See `examples/add_your_own_pde.py` for the complete tutorial.

## Features

- **Analytical derivative engine**: `SinusoidalBasis` computes arbitrary-order derivatives exactly in O(1) -- the foundation of the entire framework
- **Symbolic PDE operators**: Compose differential operators with `Op` (Laplacian, wave, Helmholtz, biharmonic, custom) via intuitive arithmetic; coefficients can be `nn.Parameter` for AdamW optimisation
- **High-level API**: Solve PDEs in one line with `solve_linear()` and `solve_nonlinear()`
- **Learnable bandwidth**: `LearnableFastLSQ` optimises the bandwidth (scalar or anisotropic) via reparameterisation
- **Learnable PDE coefficients**: Plug `nn.Parameter` into `Op` (e.g.

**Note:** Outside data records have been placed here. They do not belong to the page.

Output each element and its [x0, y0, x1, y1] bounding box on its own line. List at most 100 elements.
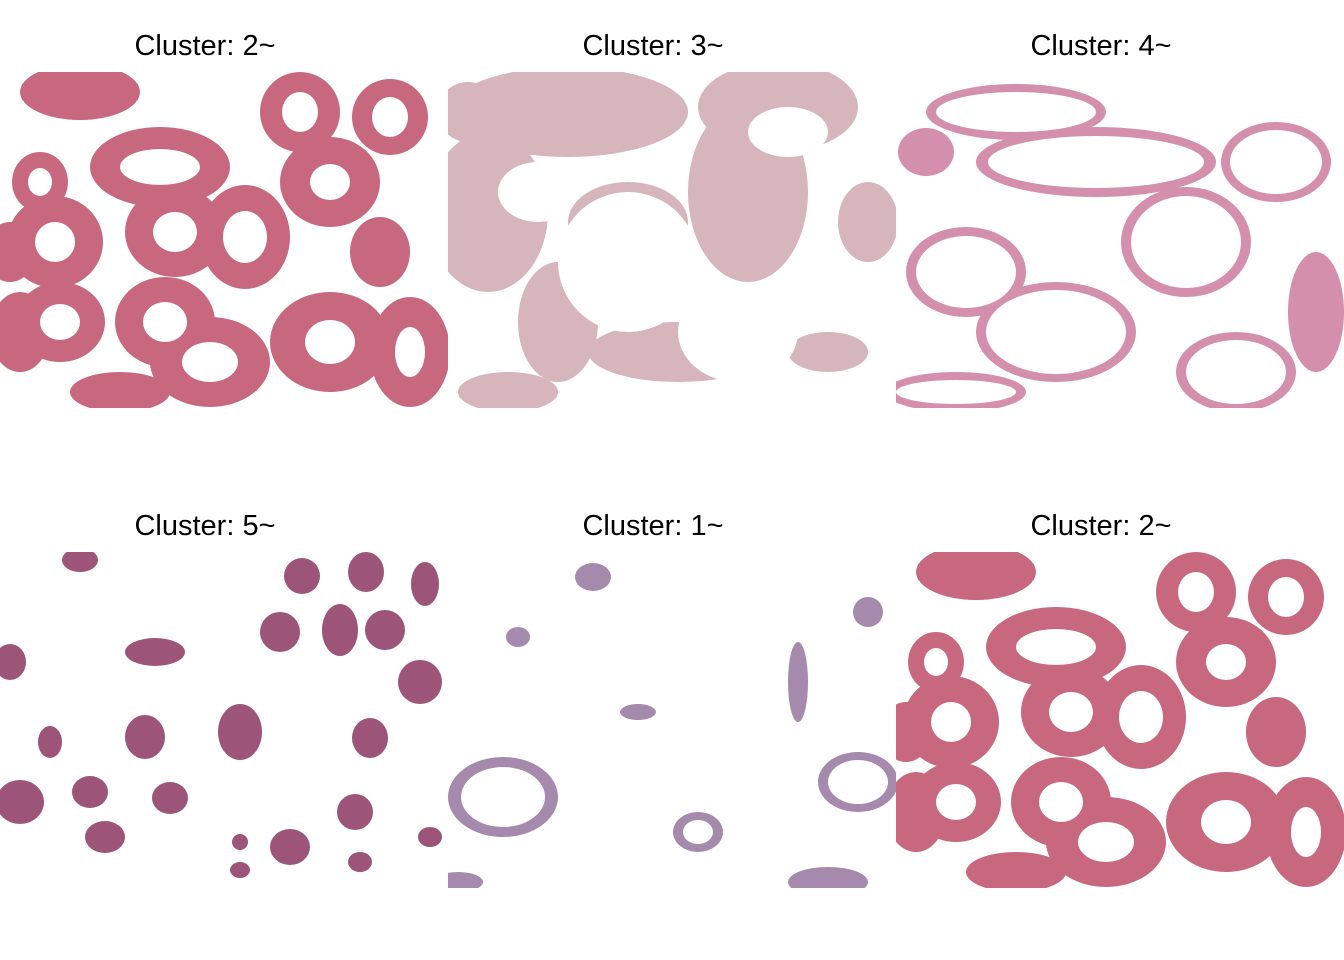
tissue-region — [337, 794, 373, 830]
tissue-region — [853, 597, 883, 627]
lumen-region — [1230, 130, 1322, 194]
cluster-panel: Cluster: 5~ — [0, 480, 448, 960]
lumen-region — [40, 304, 80, 340]
tissue-region — [966, 852, 1066, 888]
tissue-region — [152, 782, 188, 814]
lumen-region — [988, 136, 1204, 188]
lumen-region — [1178, 572, 1214, 612]
cluster-mask-image — [896, 72, 1344, 408]
panel-title: Cluster: 5~ — [134, 510, 276, 542]
panel-title: Cluster: 3~ — [582, 30, 724, 62]
tissue-region — [896, 772, 946, 852]
lumen-region — [182, 342, 238, 382]
tissue-region — [0, 222, 35, 282]
tissue-region — [284, 558, 320, 594]
mask-svg — [0, 72, 448, 408]
tissue-region — [322, 604, 358, 656]
lumen-region — [1186, 340, 1286, 404]
lumen-region — [282, 92, 318, 132]
tissue-region — [0, 644, 26, 680]
panel-title: Cluster: 1~ — [582, 510, 724, 542]
tissue-region — [230, 862, 250, 878]
lumen-region — [28, 168, 52, 196]
tissue-region — [20, 72, 140, 120]
tissue-region — [365, 610, 405, 650]
tissue-region — [838, 182, 896, 262]
lumen-region — [678, 282, 798, 382]
lumen-region — [1201, 800, 1251, 844]
cluster-panel: Cluster: 1~ — [448, 480, 896, 960]
tissue-region — [448, 872, 483, 888]
tissue-region — [0, 780, 44, 824]
tissue-region — [788, 642, 808, 722]
lumen-region — [1049, 692, 1093, 732]
lumen-region — [153, 212, 197, 252]
panel-title: Cluster: 2~ — [134, 30, 276, 62]
lumen-region — [828, 760, 888, 804]
tissue-region — [458, 372, 558, 408]
mask-svg — [896, 72, 1344, 408]
tissue-region — [898, 128, 954, 176]
tissue-region — [62, 552, 98, 572]
tissue-region — [418, 827, 442, 847]
cluster-panel: Cluster: 4~ — [896, 0, 1344, 480]
lumen-region — [748, 107, 828, 157]
lumen-region — [120, 149, 200, 185]
lumen-region — [498, 162, 578, 222]
tissue-region — [620, 704, 656, 720]
cluster-mask-image — [448, 552, 896, 888]
cluster-panel: Cluster: 3~ — [448, 0, 896, 480]
cluster-panel: Cluster: 2~ — [0, 0, 448, 480]
lumen-region — [936, 784, 976, 820]
tissue-region — [348, 852, 372, 872]
tissue-region — [506, 627, 530, 647]
lumen-region — [310, 164, 350, 200]
tissue-region — [788, 867, 868, 888]
tissue-region — [448, 72, 688, 157]
tissue-region — [0, 292, 50, 372]
mask-svg — [448, 72, 896, 408]
tissue-region — [232, 834, 248, 850]
lumen-region — [936, 92, 1096, 132]
tissue-region — [70, 372, 170, 408]
tissue-region — [350, 217, 410, 287]
lumen-region — [1268, 577, 1304, 617]
lumen-region — [1291, 807, 1321, 857]
lumen-region — [896, 380, 1016, 404]
tissue-region — [218, 704, 262, 760]
tissue-region — [575, 563, 611, 591]
mask-background — [448, 552, 896, 888]
lumen-region — [931, 702, 971, 742]
tissue-region — [38, 726, 62, 758]
lumen-region — [461, 767, 545, 827]
lumen-region — [986, 290, 1126, 374]
cluster-mask-image — [448, 72, 896, 408]
lumen-region — [223, 211, 267, 263]
lumen-region — [305, 320, 355, 364]
lumen-region — [558, 192, 698, 332]
lumen-region — [35, 222, 75, 262]
lumen-region — [1016, 629, 1096, 665]
lumen-region — [1131, 196, 1241, 288]
tissue-region — [448, 82, 498, 142]
lumen-region — [916, 236, 1016, 308]
tissue-region — [125, 715, 165, 759]
lumen-region — [683, 820, 713, 844]
cluster-mask-image — [0, 72, 448, 408]
tissue-region — [352, 718, 388, 758]
tissue-region — [72, 776, 108, 808]
mask-svg — [448, 552, 896, 888]
panel-title: Cluster: 4~ — [1030, 30, 1172, 62]
cluster-mask-image — [896, 552, 1344, 888]
lumen-region — [1206, 644, 1246, 680]
lumen-region — [372, 97, 408, 137]
lumen-region — [924, 648, 948, 676]
tissue-region — [916, 552, 1036, 600]
tissue-region — [270, 829, 310, 865]
tissue-region — [896, 702, 931, 762]
tissue-region — [1288, 252, 1344, 372]
lumen-region — [1078, 822, 1134, 862]
tissue-region — [85, 821, 125, 853]
mask-svg — [896, 552, 1344, 888]
tissue-region — [1246, 697, 1306, 767]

Helmholtz wavenumber `k`) and optimise via AdamW; gradients flow through the prebuilt linear solve
- **Auto-tuning**: Automatic scale selection via grid search
- **Built-in plotting**: Solution visualization, convergence plots, spectral sensitivity
- **Geometry samplers**: Box, ball, sphere, interval, custom samplers
- **Diagnostics**: Problem validation, conditioning checks, error detection
- **Export utilities**: NumPy conversion, checkpoint saving/loading
- **PyTorch Lightning**: Integration for training loops
- **20+ benchmark problems**: Linear, nonlinear, and regression-mode PDEs

## Paper

The full preprint is available on [arXiv](https://arxiv.org/abs/2602.10541)

## Citing this work

If you use FastLSQ in your research, please cite:

```bibtex
@misc{sulc2026fastlsqframeworkoneshotpde,
      title={FastLSQ: A Framework for One-Shot PDE Solving}, 
      author={Antonin Sulc},
      year={2026},
      eprint={2602.10541},
      archivePrefix={arXiv},
      primaryClass={math.NA},
      url={https://arxiv.org/abs/2602.10541}, 
}
```

## License

This project is licensed under the MIT License -- see [LICENSE](LICENSE) for details.